Brad Reifler, also known as Bradley Reifler is a man many people think of as a success, he is currently the Founder and Chief Executive of Forefront Capital and has had that position since 2009. Before this he was also the Founder, Chairman, and CEO of his own company, Pali Capital beginning in 1995. There he worked as CEO for nearly 13 years.

In 1982 is when Brad Reifler’s career took off, he has just founded the Reifler Trading Corporation as his first business which would eventually end up being sold to Refco in 2000, he then went on to become the CEO of Pali Capital. It was when working here that he drove the company to success as the company was eventually making $200+ million dollar profits and grew to having over 200 employees. The company even expanded out of America and into the United Kingdom and then even into Australia.

This month, Braid Reifler wrote an article on The Huffington Post titled “How The Presidential Race Could Shape The Economy’s Future”. This article looks at the key differences in each of this year’s presidential candidate’s plans that will affect the economy.

Brad begins the article by comparing the two candidate’s views on the current tax codes. Both have said they will be making changes to it if elected. Hillary’s plan is mostly going to affect people earning at least $1 million a year. Her plan will make changes to how capital gains taxes are calculated. Brad then goes on to compare her plans to Trump’s. Trump plans to change the tax brackets already in place and condensing them into just a few income levels.

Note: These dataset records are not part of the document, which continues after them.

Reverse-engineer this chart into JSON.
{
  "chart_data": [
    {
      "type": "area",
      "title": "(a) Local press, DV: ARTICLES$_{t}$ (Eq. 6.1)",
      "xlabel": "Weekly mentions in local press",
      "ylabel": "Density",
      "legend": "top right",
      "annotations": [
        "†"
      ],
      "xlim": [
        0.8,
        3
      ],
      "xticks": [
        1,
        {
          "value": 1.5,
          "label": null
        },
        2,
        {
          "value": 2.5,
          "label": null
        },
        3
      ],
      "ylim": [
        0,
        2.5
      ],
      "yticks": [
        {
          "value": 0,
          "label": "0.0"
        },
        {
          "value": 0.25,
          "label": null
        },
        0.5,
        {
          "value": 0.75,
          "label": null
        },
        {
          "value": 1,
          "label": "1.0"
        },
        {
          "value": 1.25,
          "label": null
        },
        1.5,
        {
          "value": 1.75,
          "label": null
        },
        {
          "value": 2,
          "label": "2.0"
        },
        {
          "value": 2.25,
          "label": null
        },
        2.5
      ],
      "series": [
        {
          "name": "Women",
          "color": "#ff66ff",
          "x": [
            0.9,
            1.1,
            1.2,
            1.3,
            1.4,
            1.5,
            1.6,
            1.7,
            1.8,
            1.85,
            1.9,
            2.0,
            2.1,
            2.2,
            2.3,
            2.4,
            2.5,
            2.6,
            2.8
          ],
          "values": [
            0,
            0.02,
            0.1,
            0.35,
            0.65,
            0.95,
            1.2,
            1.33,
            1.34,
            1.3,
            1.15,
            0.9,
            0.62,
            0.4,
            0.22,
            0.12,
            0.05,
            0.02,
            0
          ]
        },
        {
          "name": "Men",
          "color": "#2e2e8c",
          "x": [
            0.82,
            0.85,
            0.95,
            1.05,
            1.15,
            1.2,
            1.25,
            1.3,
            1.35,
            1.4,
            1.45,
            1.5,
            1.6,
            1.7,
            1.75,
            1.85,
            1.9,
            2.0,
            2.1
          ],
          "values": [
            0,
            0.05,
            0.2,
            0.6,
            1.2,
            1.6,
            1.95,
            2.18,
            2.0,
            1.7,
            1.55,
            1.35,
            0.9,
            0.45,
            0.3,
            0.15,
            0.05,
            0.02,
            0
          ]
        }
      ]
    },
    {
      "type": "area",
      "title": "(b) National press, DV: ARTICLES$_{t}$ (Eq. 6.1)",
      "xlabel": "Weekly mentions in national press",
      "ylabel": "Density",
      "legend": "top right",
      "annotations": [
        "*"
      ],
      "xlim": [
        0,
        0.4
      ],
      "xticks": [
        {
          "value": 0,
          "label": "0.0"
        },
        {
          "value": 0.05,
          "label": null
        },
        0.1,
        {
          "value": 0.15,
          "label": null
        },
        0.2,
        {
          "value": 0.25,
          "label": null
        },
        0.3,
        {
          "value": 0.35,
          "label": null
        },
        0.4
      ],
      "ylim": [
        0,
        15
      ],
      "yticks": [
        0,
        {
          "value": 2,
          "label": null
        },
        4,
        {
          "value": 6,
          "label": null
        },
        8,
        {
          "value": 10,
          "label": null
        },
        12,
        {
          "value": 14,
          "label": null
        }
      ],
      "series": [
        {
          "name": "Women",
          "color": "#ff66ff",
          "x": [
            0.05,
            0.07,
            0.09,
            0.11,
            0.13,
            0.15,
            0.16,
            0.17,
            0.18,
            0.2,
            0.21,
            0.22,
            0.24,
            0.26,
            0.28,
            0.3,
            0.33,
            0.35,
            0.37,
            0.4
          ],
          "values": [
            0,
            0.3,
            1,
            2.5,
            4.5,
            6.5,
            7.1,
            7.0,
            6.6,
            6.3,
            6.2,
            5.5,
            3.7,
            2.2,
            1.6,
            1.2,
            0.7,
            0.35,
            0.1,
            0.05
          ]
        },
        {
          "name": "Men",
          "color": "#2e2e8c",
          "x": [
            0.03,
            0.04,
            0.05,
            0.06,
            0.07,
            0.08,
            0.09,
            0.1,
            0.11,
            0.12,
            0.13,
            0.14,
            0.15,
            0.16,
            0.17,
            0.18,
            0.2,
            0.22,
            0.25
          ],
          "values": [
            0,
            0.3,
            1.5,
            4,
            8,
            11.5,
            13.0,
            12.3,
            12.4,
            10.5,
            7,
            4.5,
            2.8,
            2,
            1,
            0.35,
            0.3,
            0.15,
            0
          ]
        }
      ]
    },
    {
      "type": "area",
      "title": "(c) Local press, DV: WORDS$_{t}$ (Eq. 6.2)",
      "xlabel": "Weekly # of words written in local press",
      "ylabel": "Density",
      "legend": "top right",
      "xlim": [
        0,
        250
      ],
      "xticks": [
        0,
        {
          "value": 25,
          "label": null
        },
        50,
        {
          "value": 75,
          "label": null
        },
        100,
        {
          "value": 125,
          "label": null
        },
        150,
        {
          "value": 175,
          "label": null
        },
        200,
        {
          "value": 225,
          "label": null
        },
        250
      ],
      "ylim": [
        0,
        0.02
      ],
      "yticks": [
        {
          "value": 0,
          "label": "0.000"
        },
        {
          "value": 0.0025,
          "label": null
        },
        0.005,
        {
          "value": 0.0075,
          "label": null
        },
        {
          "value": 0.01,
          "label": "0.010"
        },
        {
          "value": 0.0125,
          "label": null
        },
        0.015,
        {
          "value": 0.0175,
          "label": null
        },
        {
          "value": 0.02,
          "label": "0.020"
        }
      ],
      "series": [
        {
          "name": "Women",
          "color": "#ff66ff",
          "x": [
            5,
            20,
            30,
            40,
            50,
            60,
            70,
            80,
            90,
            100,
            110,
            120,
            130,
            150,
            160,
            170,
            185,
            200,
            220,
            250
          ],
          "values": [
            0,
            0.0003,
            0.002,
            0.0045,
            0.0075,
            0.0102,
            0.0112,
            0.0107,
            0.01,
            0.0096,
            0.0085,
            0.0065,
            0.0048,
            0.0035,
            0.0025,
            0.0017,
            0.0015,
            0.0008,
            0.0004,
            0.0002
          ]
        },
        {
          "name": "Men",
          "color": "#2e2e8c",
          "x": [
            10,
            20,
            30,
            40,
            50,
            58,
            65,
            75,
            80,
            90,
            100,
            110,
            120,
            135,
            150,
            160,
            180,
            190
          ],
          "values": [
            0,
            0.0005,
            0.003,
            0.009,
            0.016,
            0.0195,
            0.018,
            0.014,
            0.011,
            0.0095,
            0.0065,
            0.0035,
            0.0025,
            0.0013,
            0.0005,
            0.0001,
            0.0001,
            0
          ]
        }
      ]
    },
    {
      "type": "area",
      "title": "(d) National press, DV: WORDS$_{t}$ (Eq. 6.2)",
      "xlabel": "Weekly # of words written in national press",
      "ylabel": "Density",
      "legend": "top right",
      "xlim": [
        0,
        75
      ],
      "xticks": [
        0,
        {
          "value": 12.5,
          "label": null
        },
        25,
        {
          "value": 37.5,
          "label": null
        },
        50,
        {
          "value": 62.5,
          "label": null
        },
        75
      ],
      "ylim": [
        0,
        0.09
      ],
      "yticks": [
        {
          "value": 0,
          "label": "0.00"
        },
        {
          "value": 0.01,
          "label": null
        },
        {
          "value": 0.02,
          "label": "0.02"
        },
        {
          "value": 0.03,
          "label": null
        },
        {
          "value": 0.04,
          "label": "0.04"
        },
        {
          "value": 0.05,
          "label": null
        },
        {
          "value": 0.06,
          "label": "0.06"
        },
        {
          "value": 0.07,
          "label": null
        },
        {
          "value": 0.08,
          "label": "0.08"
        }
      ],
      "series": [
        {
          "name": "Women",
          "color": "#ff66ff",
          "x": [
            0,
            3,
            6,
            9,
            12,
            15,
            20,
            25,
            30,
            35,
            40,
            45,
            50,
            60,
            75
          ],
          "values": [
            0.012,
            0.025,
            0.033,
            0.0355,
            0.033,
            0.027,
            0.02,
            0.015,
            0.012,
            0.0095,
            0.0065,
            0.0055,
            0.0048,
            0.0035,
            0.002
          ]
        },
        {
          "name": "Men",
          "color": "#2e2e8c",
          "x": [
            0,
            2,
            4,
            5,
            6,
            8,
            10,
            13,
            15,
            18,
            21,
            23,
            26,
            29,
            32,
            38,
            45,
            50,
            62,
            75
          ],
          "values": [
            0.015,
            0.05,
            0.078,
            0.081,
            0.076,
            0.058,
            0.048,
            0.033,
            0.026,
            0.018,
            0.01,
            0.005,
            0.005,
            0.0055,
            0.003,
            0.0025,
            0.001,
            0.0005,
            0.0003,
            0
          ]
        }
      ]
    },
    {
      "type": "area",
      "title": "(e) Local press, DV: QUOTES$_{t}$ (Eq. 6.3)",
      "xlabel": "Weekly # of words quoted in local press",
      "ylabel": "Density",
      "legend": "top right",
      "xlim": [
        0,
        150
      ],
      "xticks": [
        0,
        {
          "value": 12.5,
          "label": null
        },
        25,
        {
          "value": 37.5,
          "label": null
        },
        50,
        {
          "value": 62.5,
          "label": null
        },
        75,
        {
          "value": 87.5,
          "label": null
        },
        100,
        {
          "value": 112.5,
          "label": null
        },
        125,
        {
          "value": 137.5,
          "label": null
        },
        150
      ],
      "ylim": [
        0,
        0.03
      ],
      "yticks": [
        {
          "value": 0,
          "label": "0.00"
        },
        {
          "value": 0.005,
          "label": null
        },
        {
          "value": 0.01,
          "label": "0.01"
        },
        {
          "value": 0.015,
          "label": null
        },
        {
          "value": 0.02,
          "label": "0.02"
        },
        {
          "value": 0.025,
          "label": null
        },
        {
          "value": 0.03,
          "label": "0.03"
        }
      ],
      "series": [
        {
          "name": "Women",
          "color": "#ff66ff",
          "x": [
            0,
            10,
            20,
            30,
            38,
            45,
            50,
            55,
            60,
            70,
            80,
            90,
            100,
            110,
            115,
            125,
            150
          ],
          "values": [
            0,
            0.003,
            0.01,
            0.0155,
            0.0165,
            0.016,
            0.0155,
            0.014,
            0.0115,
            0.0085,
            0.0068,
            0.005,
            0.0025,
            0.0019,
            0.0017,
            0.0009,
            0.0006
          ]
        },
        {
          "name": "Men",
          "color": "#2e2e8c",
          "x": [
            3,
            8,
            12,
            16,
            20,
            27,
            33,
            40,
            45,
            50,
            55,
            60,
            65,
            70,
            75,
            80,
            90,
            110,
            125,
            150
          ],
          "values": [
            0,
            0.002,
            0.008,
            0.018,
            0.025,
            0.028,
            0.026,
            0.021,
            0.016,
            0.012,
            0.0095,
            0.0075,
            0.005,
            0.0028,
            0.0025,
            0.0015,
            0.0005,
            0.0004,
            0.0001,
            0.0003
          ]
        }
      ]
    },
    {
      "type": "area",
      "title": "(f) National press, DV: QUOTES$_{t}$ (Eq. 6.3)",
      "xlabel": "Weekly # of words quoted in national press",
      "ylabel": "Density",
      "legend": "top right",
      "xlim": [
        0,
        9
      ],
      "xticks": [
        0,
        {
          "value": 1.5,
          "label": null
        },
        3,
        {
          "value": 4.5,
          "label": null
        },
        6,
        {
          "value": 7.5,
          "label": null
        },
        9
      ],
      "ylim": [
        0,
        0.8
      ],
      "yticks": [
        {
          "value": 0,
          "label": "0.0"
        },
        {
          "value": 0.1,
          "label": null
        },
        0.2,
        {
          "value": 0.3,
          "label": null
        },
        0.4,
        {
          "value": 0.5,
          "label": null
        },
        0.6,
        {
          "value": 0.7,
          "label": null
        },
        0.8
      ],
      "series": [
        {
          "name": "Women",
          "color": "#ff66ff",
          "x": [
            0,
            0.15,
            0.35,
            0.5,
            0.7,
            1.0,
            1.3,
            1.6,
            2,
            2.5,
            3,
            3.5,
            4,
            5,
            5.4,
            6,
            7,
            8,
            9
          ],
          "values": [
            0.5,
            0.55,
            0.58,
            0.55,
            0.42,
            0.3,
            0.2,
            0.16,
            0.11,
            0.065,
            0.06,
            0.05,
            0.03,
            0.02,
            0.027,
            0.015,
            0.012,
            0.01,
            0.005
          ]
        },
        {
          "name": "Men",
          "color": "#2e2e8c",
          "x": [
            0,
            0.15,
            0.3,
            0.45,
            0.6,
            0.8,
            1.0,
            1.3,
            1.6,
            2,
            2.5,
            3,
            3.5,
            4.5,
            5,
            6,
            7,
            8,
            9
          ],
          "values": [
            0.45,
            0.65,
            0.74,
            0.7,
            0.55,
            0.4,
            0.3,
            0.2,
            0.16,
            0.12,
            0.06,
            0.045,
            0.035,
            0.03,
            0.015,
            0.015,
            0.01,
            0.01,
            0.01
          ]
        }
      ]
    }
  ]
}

Next Brad talks about how small businesses will be affected this election. He states that neither candidate has spoken much about this topic except on Trump’s website where he briefly speaks about it. On the other hand Clinton has referenced how she plans to solve some of the problems that small businesses are dealing with but hasn’t talked about it in detail much. Both candidates have agreed that they will make child care tax breaks and provide more subsidies for child care costs that have recently been greatly increasing.

Finally, Brad makes the comparison on how Trump and Clinton plan to handle estate taxes. Trumps is against the estate tax and wants to end it completely while wanting to increase the amount of capital gains taxes. Meanwhile, Clinton plans to significantly lower the minimum required for estate taxes while also increasing the maximum percent gained from the tax.

Brad Reifler concludes the article by explaining that although some aspects of the economy will not majorly change such as social security there are still some areas that will be greatly affected depending on our choice this November.